While tools from companies like Pendo Systems exist to help ingest, index and analyze unstructured data, organizations need to spend more time and effort in developing programs for compliance. Furthermore, although GDPR is an EU regulation, it is intended to protect EU citizens globally in their dealings with all companies, not just those based in the EU.

Theme 4: The Emergence of FinTech Partnerships With Banks

The panel pointed out that the belief that innovative FinTech companies would (destructively) disrupt traditional financial services companies is slowly giving way to a more measured view of partnership. While financial services still must take the threat of destructive disruption seriously, we see more symbiotic partnerships forming where FinTechs provide innovative technology in return for banks’ regulatory, risk and compliance programs and expertise. Many FinTech companies, particularly in the data and machine learning space, still find partnership with banks difficult because of banks’ long, complex vendor management processes.

One important distinction we see with our clients - both banks and FinTechs - is that every bank is different and even within a bank, the rigor involved with partnering with a FinTech may vary by group. For example, most banks we work with have a different posture towards technology and innovation if you talk to a technology team that supports retail bank products and a quant or strat working in equity derivatives. It’s important for FinTech companies to understand these nuances in the banking business. Likewise, it’s important for banks to continue to evaluate and adjust their vendor management practices because the ability to partner with innovative companies is a strategic, differentiating business advantage.

Theme 5: Cloud Adoption and Its Effect on Banks

An audience member asked when banks would begin seriously considering adopting cloud hosting technology. Ned commented that we’ve already reached that point. Indeed, this is in line with what we see in working with our clients: both large banks and, more tellingly, some regional banks, are making serious investments to adopt cloud technology. The banks that take action on this trend late will be at a serious disadvantage both in terms of their speed to get new products to market and in the operational efficiency of their IT environments.

While it is encouraging that more banks are making these investments, it will lead to a new set of challenges for many of them: legacy applications that were not engineered to be operated in the cloud. To achieve the maximum benefit of cloud technology, these applications should not just be “lifted and shifted” but re-architected to leverage cloud-native architectures. Indeed, when we’ve undertaken these efforts with clients in the past—for example, by moving legacy data analytics operations to AWS RedShift and Lambda—they’ve recognized orders-of-magnitude savings.

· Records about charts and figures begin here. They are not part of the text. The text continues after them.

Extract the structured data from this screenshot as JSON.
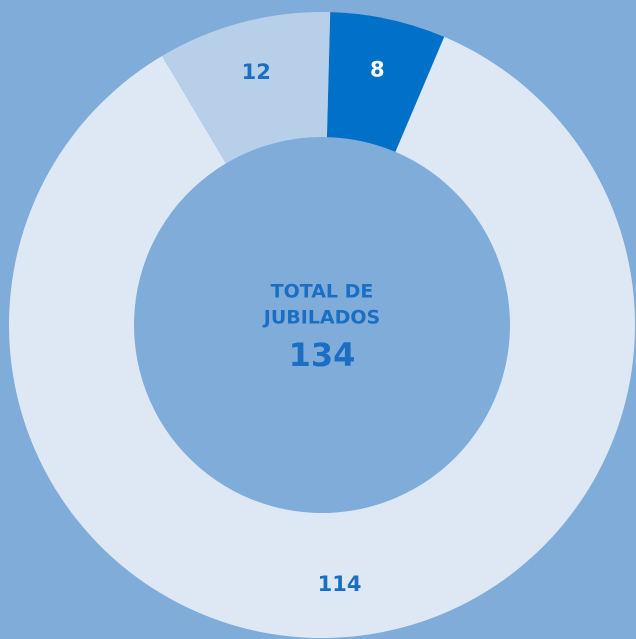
{
  "chart_data": {
    "type": "donut",
    "categories": [
      null,
      null,
      null
    ],
    "values": [
      8,
      114,
      12
    ],
    "colors": [
      "#0070c9",
      "#dde8f4",
      "#b8cfe9"
    ],
    "label_colors": [
      "#ffffff",
      "#1a6fc4",
      "#1a6fc4"
    ],
    "center_label": [
      "TOTAL DE",
      "JUBILADOS"
    ],
    "total": 134
  }
}
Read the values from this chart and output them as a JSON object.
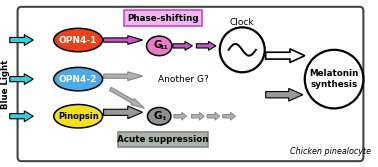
{
  "fig_width": 3.78,
  "fig_height": 1.67,
  "dpi": 100,
  "bg_color": "#ffffff",
  "opn4_1_color": "#e8421a",
  "opn4_2_color": "#4baae8",
  "pinopsin_color": "#f0e020",
  "g11_color": "#e87cc8",
  "gt_color": "#909090",
  "phase_box_color": "#f0b8f0",
  "phase_box_ec": "#cc44cc",
  "acute_box_color": "#a8b4a8",
  "acute_box_ec": "#888888",
  "cyan_arrow_color": "#30d0e0",
  "pink_arrow_color": "#cc55cc",
  "gray_arrow_color": "#999999",
  "gray_arrow_color2": "#b0b0b0",
  "white_arrow_fc": "#ffffff",
  "title": "Chicken pinealocyte",
  "opn4_1_label": "OPN4-1",
  "opn4_2_label": "OPN4-2",
  "pinopsin_label": "Pinopsin",
  "g11_label": "G",
  "g11_sub": "11",
  "gt_label": "G",
  "gt_sub": "t",
  "phase_label": "Phase-shifting",
  "acute_label": "Acute suppression",
  "clock_label": "Clock",
  "melatonin_label": "Melatonin\nsynthesis",
  "blue_light_label": "Blue Light",
  "another_g_label": "Another G?"
}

All of these themes hint at a couple important realities facing companies of all sorts, but perhaps most acutely those in financial services:

  • The pace of digital transformation is continuing to accelerate and failure to act will result in decreased competitive and ultimately the loss of revenue and higher efficiency ratios.
  • Improvements in the tools to work with and analyze data—both structured and unstructured—coupled with the elasticity of cloud infrastructure creates unique opportunities for the use of AI and machine learning.
  • These improvements will ultimately lead to even better customer experiences, powered both by internal financial services tools and by FinTech partnerships, but the future will favor those companies that begin thinking of themselves as software companies in addition to their business competency.

I’m looking forward to what our shared technology future holds.